Issue: BCMJ, Vol. 59,
page(s) 123-124 Premise
Kevin Wade, CD, MD, CCFP
As a recent UBC graduate and new-in-practice family physician, I read with interest the 2014 articles on changes to medical staff privileging by Dr Slater and Ms Bloch-Hansen, and Dr Avery and colleagues.[1-3]
Given that 2 years have passed since these articles were published, a recapitulation of the privileging process may be in order. The process described in those articles is, in essence, iterative, with the suggestion that the dictionaries will not be perfect and will be improved over time. The experiences of new practitioners in family medicine, especially those of us working as locums in rural family medicine, unfortunately, do not bear out this early promise.

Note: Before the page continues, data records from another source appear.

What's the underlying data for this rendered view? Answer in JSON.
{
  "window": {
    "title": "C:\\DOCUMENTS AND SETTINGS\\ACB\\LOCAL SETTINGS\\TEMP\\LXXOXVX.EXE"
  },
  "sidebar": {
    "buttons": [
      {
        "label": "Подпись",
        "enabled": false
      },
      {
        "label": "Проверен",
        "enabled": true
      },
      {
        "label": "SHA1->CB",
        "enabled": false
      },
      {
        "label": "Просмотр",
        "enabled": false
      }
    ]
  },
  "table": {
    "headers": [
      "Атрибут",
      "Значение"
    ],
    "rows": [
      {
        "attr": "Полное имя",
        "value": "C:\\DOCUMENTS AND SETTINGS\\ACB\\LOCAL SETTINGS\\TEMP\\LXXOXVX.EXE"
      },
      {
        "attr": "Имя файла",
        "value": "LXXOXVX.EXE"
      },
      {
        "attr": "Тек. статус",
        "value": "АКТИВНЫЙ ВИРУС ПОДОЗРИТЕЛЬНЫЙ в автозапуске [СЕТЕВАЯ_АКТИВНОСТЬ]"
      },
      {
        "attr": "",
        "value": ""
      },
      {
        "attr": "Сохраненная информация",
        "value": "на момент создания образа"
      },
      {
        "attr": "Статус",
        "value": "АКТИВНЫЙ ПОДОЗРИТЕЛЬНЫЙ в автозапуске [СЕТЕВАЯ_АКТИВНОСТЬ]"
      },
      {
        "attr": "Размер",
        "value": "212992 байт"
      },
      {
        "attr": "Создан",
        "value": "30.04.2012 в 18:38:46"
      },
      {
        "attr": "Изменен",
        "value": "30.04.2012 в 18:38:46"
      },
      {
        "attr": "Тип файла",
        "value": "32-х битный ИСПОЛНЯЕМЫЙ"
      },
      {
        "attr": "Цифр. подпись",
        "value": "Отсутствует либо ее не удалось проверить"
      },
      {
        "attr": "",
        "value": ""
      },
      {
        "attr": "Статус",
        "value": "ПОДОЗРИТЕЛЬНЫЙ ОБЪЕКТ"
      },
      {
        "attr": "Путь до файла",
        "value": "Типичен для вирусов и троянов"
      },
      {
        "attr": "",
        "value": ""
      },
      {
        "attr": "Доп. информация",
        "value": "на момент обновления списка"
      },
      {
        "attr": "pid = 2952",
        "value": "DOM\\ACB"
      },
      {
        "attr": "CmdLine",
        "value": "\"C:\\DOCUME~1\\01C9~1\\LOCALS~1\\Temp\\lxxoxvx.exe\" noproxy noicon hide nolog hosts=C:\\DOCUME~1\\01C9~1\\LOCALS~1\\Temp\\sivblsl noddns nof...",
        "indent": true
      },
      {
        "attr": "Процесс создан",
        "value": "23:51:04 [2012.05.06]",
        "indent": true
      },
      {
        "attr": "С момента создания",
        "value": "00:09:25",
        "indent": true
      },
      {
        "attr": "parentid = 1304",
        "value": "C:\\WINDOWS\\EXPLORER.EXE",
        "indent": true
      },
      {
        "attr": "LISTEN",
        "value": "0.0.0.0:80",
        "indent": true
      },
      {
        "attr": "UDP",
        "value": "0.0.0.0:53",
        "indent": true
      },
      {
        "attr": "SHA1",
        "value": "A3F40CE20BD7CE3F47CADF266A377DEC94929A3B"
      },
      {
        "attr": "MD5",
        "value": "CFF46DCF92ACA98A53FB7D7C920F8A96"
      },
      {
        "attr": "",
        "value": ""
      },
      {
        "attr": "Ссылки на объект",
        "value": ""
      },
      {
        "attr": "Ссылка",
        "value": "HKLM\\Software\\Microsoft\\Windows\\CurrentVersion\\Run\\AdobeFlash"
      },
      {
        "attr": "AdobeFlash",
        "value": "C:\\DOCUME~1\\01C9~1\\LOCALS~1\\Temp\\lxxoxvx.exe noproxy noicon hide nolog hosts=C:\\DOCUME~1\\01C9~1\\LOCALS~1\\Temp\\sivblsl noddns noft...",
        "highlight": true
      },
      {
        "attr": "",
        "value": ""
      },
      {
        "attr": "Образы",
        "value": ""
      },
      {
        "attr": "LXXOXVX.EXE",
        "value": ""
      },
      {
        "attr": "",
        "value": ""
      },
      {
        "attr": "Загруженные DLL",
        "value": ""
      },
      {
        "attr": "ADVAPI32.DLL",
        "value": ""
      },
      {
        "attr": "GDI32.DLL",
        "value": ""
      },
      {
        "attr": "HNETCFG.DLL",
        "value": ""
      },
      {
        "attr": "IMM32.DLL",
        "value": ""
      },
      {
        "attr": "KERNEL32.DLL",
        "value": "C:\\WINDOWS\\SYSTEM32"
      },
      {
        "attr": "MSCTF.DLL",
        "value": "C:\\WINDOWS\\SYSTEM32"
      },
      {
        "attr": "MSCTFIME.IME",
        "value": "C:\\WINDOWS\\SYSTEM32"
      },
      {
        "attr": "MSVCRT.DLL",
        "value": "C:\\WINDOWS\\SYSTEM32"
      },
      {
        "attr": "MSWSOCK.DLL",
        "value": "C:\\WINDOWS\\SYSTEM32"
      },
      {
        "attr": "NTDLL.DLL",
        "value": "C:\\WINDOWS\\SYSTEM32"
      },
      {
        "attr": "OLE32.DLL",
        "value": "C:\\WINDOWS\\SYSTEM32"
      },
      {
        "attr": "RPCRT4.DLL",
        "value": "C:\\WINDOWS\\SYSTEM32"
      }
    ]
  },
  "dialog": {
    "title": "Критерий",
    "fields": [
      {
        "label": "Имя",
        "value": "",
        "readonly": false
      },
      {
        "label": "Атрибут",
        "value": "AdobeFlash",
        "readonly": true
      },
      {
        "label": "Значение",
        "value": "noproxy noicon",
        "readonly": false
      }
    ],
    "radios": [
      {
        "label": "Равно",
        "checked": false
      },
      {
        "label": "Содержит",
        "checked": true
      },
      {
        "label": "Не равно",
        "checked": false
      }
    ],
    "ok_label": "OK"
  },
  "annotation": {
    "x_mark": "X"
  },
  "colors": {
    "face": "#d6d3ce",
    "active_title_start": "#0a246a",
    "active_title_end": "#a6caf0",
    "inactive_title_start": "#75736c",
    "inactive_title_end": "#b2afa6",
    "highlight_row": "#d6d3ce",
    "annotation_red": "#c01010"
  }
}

The privileging process itself is burdensome, bound by red tape and requirements for exhaustive resubmission of documentation to multiple health authorities and, separately, to the College. There is no recognition of previously submitted forms and, despite the provincial mandate of privileging, communication between health authorities is apparently nonexistent. Woe betide the locum who would choose to work in both Merritt (Interior Health) and Hope (Fraser Health), for this necessitates duplication of hours of paperwork, and seeking documents that were already provided when obtaining College registration.
Recent criticism of the privileging project focused on the inherent flaws of minimum-volume credentialing, particularly in a rural setting. To these concerns I would add my own about the additional administrative burdens placed on physicians by the privileging project. This concern is particularly acute for new physicians working as locums. In the 4 months since I completed residency, I have received more than 100 e-mails from the privileging assistants at various hospitals where I will work and live. I have sent an equal number. The time and burden has been quite shocking.
Each new locum seems to generate a new request, each with its own peculiarities. At one hospital I needed to provide all of the licensing information that I had just submitted to the College as a graduating resident. At another within the same health authority I was given a privileging dictionary, submitted it, only to have it denied because the physician I am covering does not have those privileges. Now, as I participate in the rural locum program further afield, a completely new application with new documentation is required by two other health authorities. Administrative burdens were identified as “the most consistent and vexing concerns we heard about the business of being a family doctor,” by the Institute for Health System Transformation and Sustainability, and the privileging project represents a dramatic increase in that burden for many new family physicians.
In their provincial review of licensure, credentialing, and privileging that forms the basis of the Provincial Privileging Project, KPMG specifically identified concerns that the BC locum program “has potential to be used inappropriately as some physicians could view it as a licence to practise without formally obtaining privileges.” While this may be a concern, it also provides locums and medical care to rural British Columbians. These services are being subsumed by the bureaucracy of privileging on the assumption that the best way to avoid substandard care is not to deliver care at all.
I propose that something closer to the original ideal would be a set of portable privileges that can be transferred from hospital to hospital, lasting for at least 1 year to minimize the administrative burden of repeat privileging applications. Fortunately, a framework for such a system already exists. It is called a medical licence.